The study site implemented a comprehensive electronic health record in 2013 with computerised provider order entry, clinical decision support, electronic medication administration with bar code technology, clinical documentation, electronic care planning and laboratory results reporting and viewing.22 The organisation obtained stage 7 on the Healthcare Information Management Systems Society Electronic Health Record Adoption Model in 2017.23 In late 2017, the organisation initiated efforts to introduce a patient portal tethered to the electronic health record, with a phased-in approach to the various portal functions such as access to documentation, self-assessments and viewing test results.
Sample and sample size
Patient participants will be eligible to participate in the survey portion of this study if they (1) have enrolled in the MHPP at the study site and (2) have had access to the MHPP for <2 weeks. Patient participants will be eligible to participate in the focus groups if they completed surveys at both baseline/T0 and T1. Family member participants will be eligible if their family member is registered in a MHPP at the study site. All participants in the study will be over the age of 16.
Sample size
For the primary objective (objective 1a), a sample of 68 participants provides 80% power to detect a drop of 30% in the total WHO Disability Assessment Scale (WHODAS) V.2.024 12-item score from baseline/T0 to T2, using a small to medium effect size (Cohen’s d=0.27). This power calculation also assumes a paired comparison in a pre-test post-test design with a correlation between baseline/T0 and T2 WHODAS V.2.0 score of 0.7, with a confidence level of 0.05 and two-tailed tests. Based on a previous MHPP study, a 30% dropout rate is expected between T0 and T2, and therefore a minimum of 97 participants should be recruited to obtain 68 participants who complete all surveys at the various time points. To be conservative, this study will aim to obtain 100 participants. The change from baseline/T0 in per cent and the power calculation was based on the data means and SD for patients with mental health conditions25 conducted with G*Power V.3.1.9.2.26 Likewise, a change of 8% in the Mental Health Recovery Measure (MHRM) scale can be detected with such sample size and 80% power, based on these data.27
For the exploratory objective (objective 3), four focus groups will be conducted with approximately 6–10 participants in each, totalling 24–40 participants. This number has been shown in past research to be an adequate sample size to obtain meaningful data for patient portal research.28
Recruitment
Participants will be recruited to participate in the survey portion of this study through the following three ways:
When participants are provided with a pamphlet describing how to enrol in the MHPP, a recruitment flyer will be attached to the back of this pamphlet.

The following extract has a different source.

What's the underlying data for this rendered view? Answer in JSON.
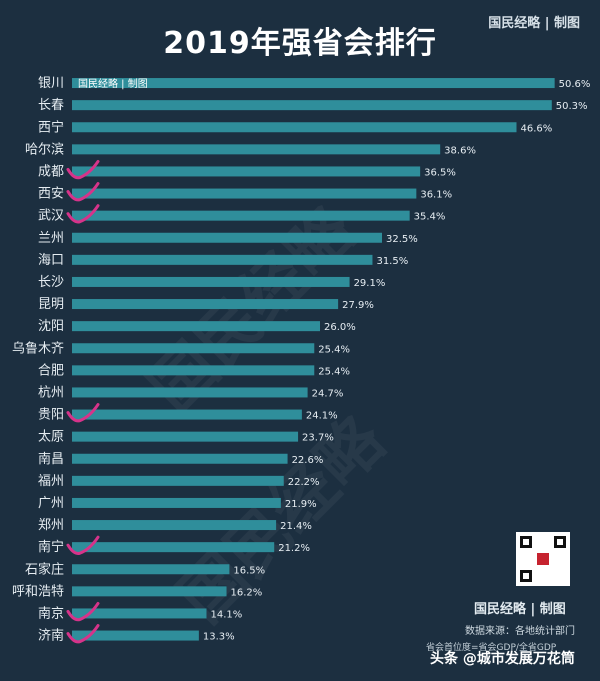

As part of the registration process for the MHPP, patients will be emailed a registration link. At the bottom of the email with the registration link, recruitment information will be present.
When MHPP users sign on to their portal, the homepage will contain recruitment information for the study.
Once participants indicate they are interested in participating in the surveys, a registration link will be sent to them by a research assistant. This registration link contains a study information letter, consent information and data fields to collect the minimum necessary personal identification information to conduct the surveys, such as email address, and name of patient as it would appear on their medical record.
At the end of the survey at T1, participants will be asked if they are interested, or their family member may be interested, in participating in a focus group. Participants enrolled through this approach will be provided with the logistical information so that they can decide which focus group to register for should they wish to do so. Recruitment methods for the survey portion of the study will also be used to recruit family members to the study.
Data sources and collection procedures
The primary and secondary study objectives (objectives 1a, 1b and 2) will be measured using a survey at three time points (baseline/T0, T1, T2) using validated instruments. The survey will be self-administered online through a secure survey website, or by a trained Peer Support Worker if participants would prefer the survey be administered over the phone. If a Peer Support Worker administers the survey, he or she will input the responses into the secure survey accordingly.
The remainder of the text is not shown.